顔識別技術の運用については、商業施設、公園、公立の文化体育施設、ホテル、オフィスビルなど具体的な場所が列挙され、顔識別設備を設置していることがはっきり分かるようにし、設置責任をもつ組織、使用目的、範囲、保存期間なども通知しなければいけないとある。

続きには「第三章公共データ」として公共部門による公共データ処理についての規制に割かれており、条文全体の過半を占める。第二条の定義によれば「公共データ」とは公共サービス管理を行う組織、行政機関に限らず、電気、水道、公共交通機関なども含めた組織機関が処理するデータのこととなっている。

第四章は「データ要素市場」として、法に基づくデータの共有、公開、交易、価値評価など、資産としてのデータ利用に踏み込んだ内容になっている。

例えば第五十五条はデータの売買をする場合の適正価格評価は、データ売買市場に参加する各主体が自主的に決めることができるが、上海市の主管部門が業界団体に対して売買価格評価のガイドラインを制定するよう指導しなければならないとしている。

あと、個人的な勘で要注意だと思うのは、「第六章 浦東新区データ改革」「第七章 長江デルタ区域データ提携(合作)」と、ズバリの地名がわざわざ章立てされている点。ただ、規制強化という主旨ではなく、データの共有、売買など積極的なデータ活用による産業育成のトーンが強い。

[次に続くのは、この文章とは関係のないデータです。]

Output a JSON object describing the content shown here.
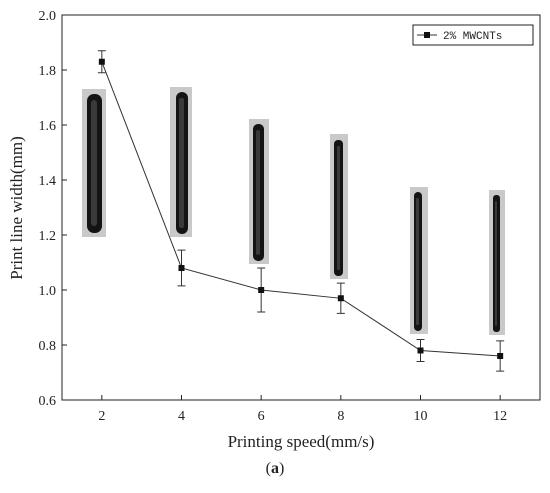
{
  "chart_data": {
    "type": "line",
    "title": "",
    "xlabel": "Printing speed(mm/s)",
    "ylabel": "Print line width(mm)",
    "xlim": [
      1,
      13
    ],
    "ylim": [
      0.6,
      2.0
    ],
    "xticks": [
      "2",
      "4",
      "6",
      "8",
      "10",
      "12"
    ],
    "yticks": [
      "0.6",
      "0.8",
      "1.0",
      "1.2",
      "1.4",
      "1.6",
      "1.8",
      "2.0"
    ],
    "legend_placement": "top-right",
    "grid": false,
    "series": [
      {
        "name": "2% MWCNTs",
        "color": "#333333",
        "marker": "square",
        "x": [
          2,
          4,
          6,
          8,
          10,
          12
        ],
        "y": [
          1.83,
          1.08,
          1.0,
          0.97,
          0.78,
          0.76
        ],
        "error": [
          0.04,
          0.065,
          0.08,
          0.055,
          0.04,
          0.055
        ]
      }
    ]
  },
  "caption": {
    "open": "(",
    "label": "a",
    "close": ")"
  }
}
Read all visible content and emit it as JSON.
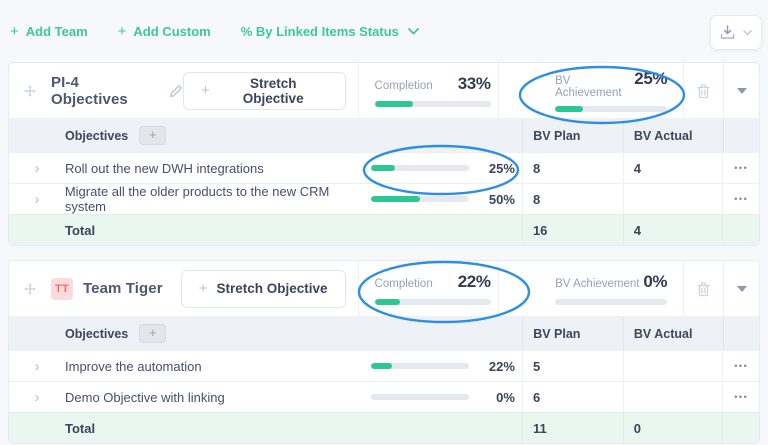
{
  "colors": {
    "accent_green": "#2cc795",
    "link_green": "#3cc79d",
    "annotation_blue": "#2e8fe2",
    "table_header_bg": "#eef1f6",
    "total_row_bg": "#e9f7f0"
  },
  "icons": {
    "plus": "+",
    "row_chevron": "›",
    "ellipsis": "•••"
  },
  "toolbar": {
    "add_team": "Add Team",
    "add_custom": "Add Custom",
    "percent_mode": "% By Linked Items Status"
  },
  "table_columns": {
    "objectives": "Objectives",
    "bv_plan": "BV Plan",
    "bv_actual": "BV Actual"
  },
  "panels": [
    {
      "title": "PI-4 Objectives",
      "stretch_label": "Stretch Objective",
      "completion": {
        "label": "Completion",
        "value": "33%",
        "percent": 33
      },
      "bv": {
        "label": "BV Achievement",
        "value": "25%",
        "percent": 25
      },
      "rows": [
        {
          "name": "Roll out the new DWH integrations",
          "progress_label": "25%",
          "percent": 25,
          "bv_plan": "8",
          "bv_actual": "4"
        },
        {
          "name": "Migrate all the older products to the new CRM system",
          "progress_label": "50%",
          "percent": 50,
          "bv_plan": "8",
          "bv_actual": ""
        }
      ],
      "total": {
        "label": "Total",
        "bv_plan": "16",
        "bv_actual": "4"
      }
    },
    {
      "title": "Team Tiger",
      "avatar": "TT",
      "stretch_label": "Stretch Objective",
      "completion": {
        "label": "Completion",
        "value": "22%",
        "percent": 22
      },
      "bv": {
        "label": "BV Achievement",
        "value": "0%",
        "percent": 0
      },
      "rows": [
        {
          "name": "Improve the automation",
          "progress_label": "22%",
          "percent": 22,
          "bv_plan": "5",
          "bv_actual": ""
        },
        {
          "name": "Demo Objective with linking",
          "progress_label": "0%",
          "percent": 0,
          "bv_plan": "6",
          "bv_actual": ""
        }
      ],
      "total": {
        "label": "Total",
        "bv_plan": "11",
        "bv_actual": "0"
      }
    }
  ],
  "annotations": [
    {
      "target": "panel-1-bv-achievement-metric",
      "shape": "ellipse",
      "color": "#2e8fe2"
    },
    {
      "target": "panel-1-row-1-progress",
      "shape": "ellipse",
      "color": "#2e8fe2"
    },
    {
      "target": "panel-2-completion-metric",
      "shape": "ellipse",
      "color": "#2e8fe2"
    }
  ]
}
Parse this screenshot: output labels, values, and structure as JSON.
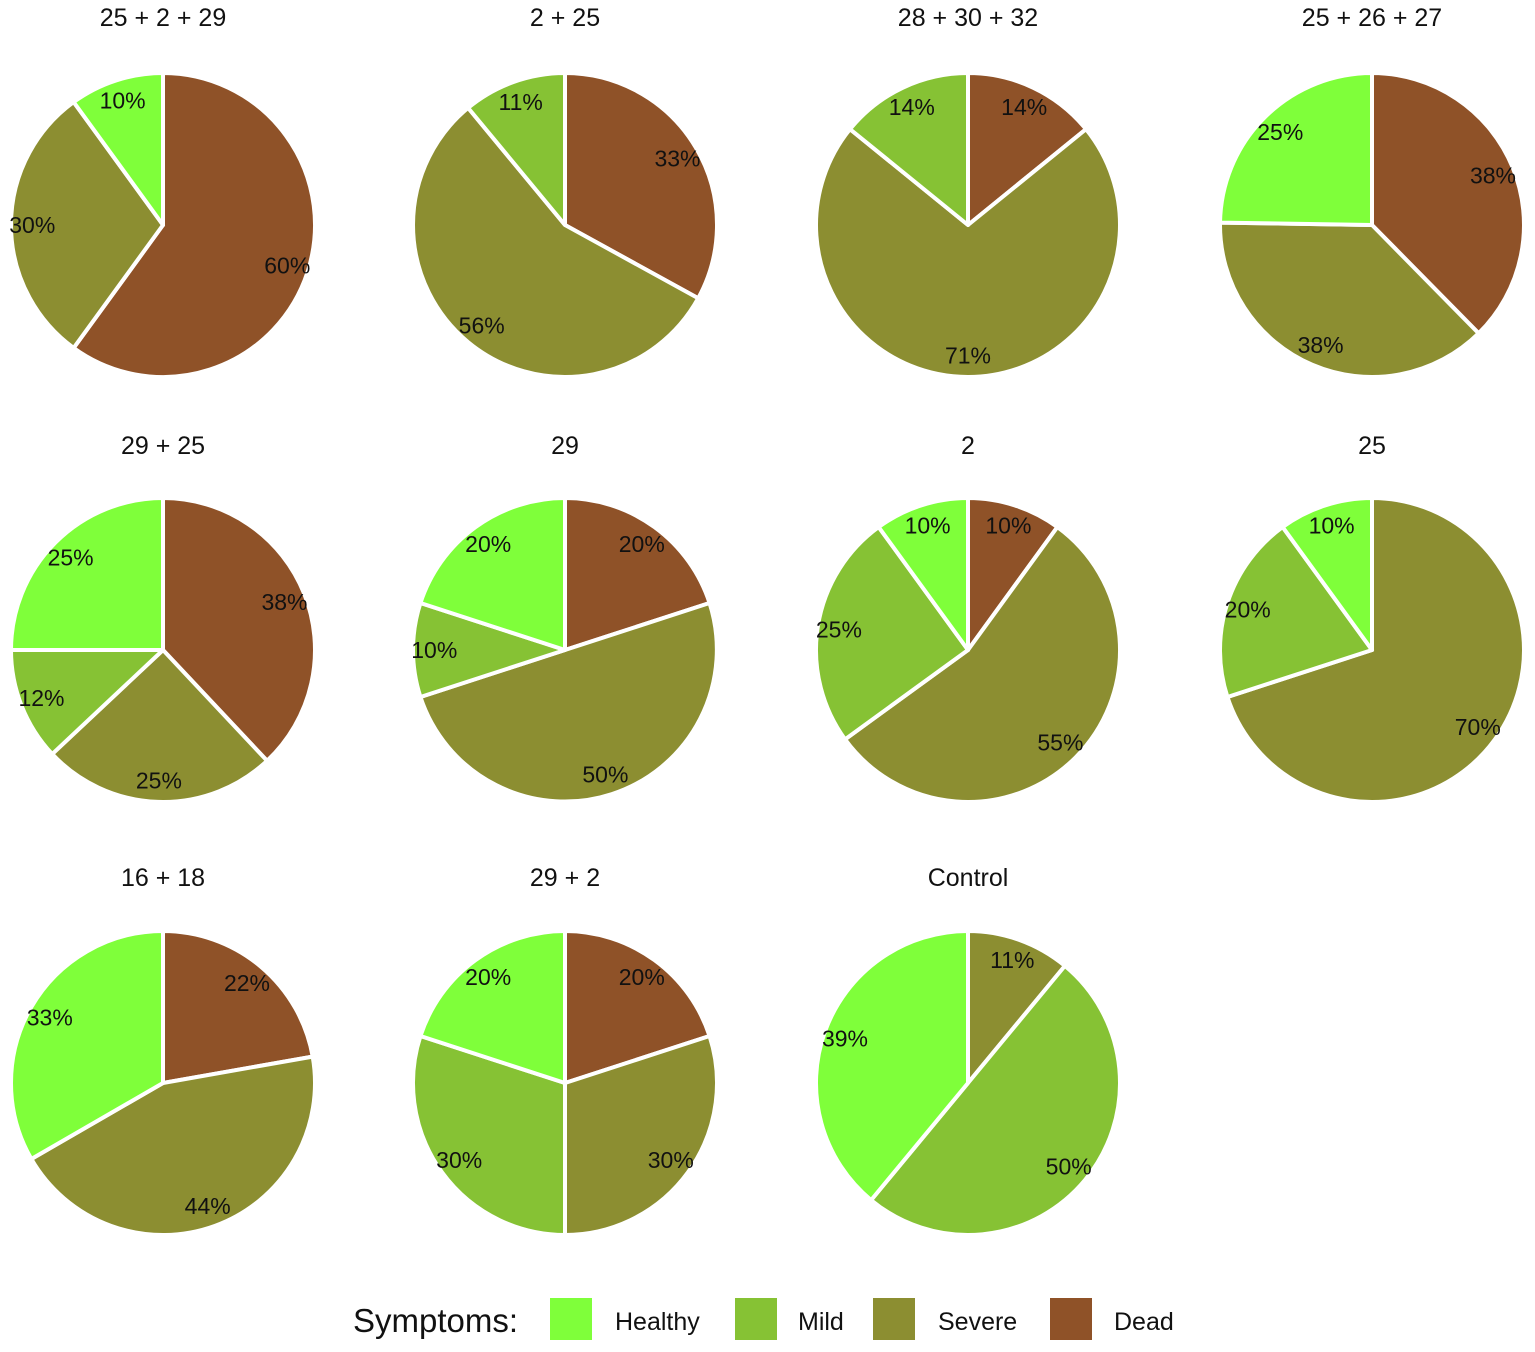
{
  "colors": {
    "Healthy": "#7FFF3A",
    "Mild": "#86C234",
    "Severe": "#8C8E31",
    "Dead": "#8F5228"
  },
  "legend": {
    "title": "Symptoms:",
    "items": [
      "Healthy",
      "Mild",
      "Severe",
      "Dead"
    ]
  },
  "chart_data": [
    {
      "type": "pie",
      "title": "25 + 2 + 29",
      "slices": [
        {
          "category": "Dead",
          "value": 60,
          "label": "60%"
        },
        {
          "category": "Severe",
          "value": 30,
          "label": "30%"
        },
        {
          "category": "Healthy",
          "value": 10,
          "label": "10%"
        }
      ]
    },
    {
      "type": "pie",
      "title": "2 + 25",
      "slices": [
        {
          "category": "Dead",
          "value": 33,
          "label": "33%"
        },
        {
          "category": "Severe",
          "value": 56,
          "label": "56%"
        },
        {
          "category": "Mild",
          "value": 11,
          "label": "11%"
        }
      ]
    },
    {
      "type": "pie",
      "title": "28 + 30 + 32",
      "slices": [
        {
          "category": "Dead",
          "value": 14,
          "label": "14%"
        },
        {
          "category": "Severe",
          "value": 71,
          "label": "71%"
        },
        {
          "category": "Mild",
          "value": 14,
          "label": "14%"
        }
      ]
    },
    {
      "type": "pie",
      "title": "25 + 26 + 27",
      "slices": [
        {
          "category": "Dead",
          "value": 38,
          "label": "38%"
        },
        {
          "category": "Severe",
          "value": 38,
          "label": "38%"
        },
        {
          "category": "Healthy",
          "value": 25,
          "label": "25%"
        }
      ]
    },
    {
      "type": "pie",
      "title": "29 + 25",
      "slices": [
        {
          "category": "Dead",
          "value": 38,
          "label": "38%"
        },
        {
          "category": "Severe",
          "value": 25,
          "label": "25%"
        },
        {
          "category": "Mild",
          "value": 12,
          "label": "12%"
        },
        {
          "category": "Healthy",
          "value": 25,
          "label": "25%"
        }
      ]
    },
    {
      "type": "pie",
      "title": "29",
      "slices": [
        {
          "category": "Dead",
          "value": 20,
          "label": "20%"
        },
        {
          "category": "Severe",
          "value": 50,
          "label": "50%"
        },
        {
          "category": "Mild",
          "value": 10,
          "label": "10%"
        },
        {
          "category": "Healthy",
          "value": 20,
          "label": "20%"
        }
      ]
    },
    {
      "type": "pie",
      "title": "2",
      "slices": [
        {
          "category": "Dead",
          "value": 10,
          "label": "10%"
        },
        {
          "category": "Severe",
          "value": 55,
          "label": "55%"
        },
        {
          "category": "Mild",
          "value": 25,
          "label": "25%"
        },
        {
          "category": "Healthy",
          "value": 10,
          "label": "10%"
        }
      ]
    },
    {
      "type": "pie",
      "title": "25",
      "slices": [
        {
          "category": "Severe",
          "value": 70,
          "label": "70%"
        },
        {
          "category": "Mild",
          "value": 20,
          "label": "20%"
        },
        {
          "category": "Healthy",
          "value": 10,
          "label": "10%"
        }
      ]
    },
    {
      "type": "pie",
      "title": "16 + 18",
      "slices": [
        {
          "category": "Dead",
          "value": 22,
          "label": "22%"
        },
        {
          "category": "Severe",
          "value": 44,
          "label": "44%"
        },
        {
          "category": "Healthy",
          "value": 33,
          "label": "33%"
        }
      ]
    },
    {
      "type": "pie",
      "title": "29 + 2",
      "slices": [
        {
          "category": "Dead",
          "value": 20,
          "label": "20%"
        },
        {
          "category": "Severe",
          "value": 30,
          "label": "30%"
        },
        {
          "category": "Mild",
          "value": 30,
          "label": "30%"
        },
        {
          "category": "Healthy",
          "value": 20,
          "label": "20%"
        }
      ]
    },
    {
      "type": "pie",
      "title": "Control",
      "slices": [
        {
          "category": "Severe",
          "value": 11,
          "label": "11%"
        },
        {
          "category": "Mild",
          "value": 50,
          "label": "50%"
        },
        {
          "category": "Healthy",
          "value": 39,
          "label": "39%"
        }
      ]
    }
  ]
}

第八章は「データセキュリティ」で中国「データセキュリティ法」をベースにした内容、第九章は罰則規定といった構成。

こうした条例が出来ることで、サイバーセキュリティ等級保護(网络安全等级保护)制度の、各企業に対する自己リスクアセスメント指導など、具体的な行政指導や処罰がどれくらい活発化するのか分からないが、そのきっかけになりかねないので要注意かも、という極めて個人的な印象。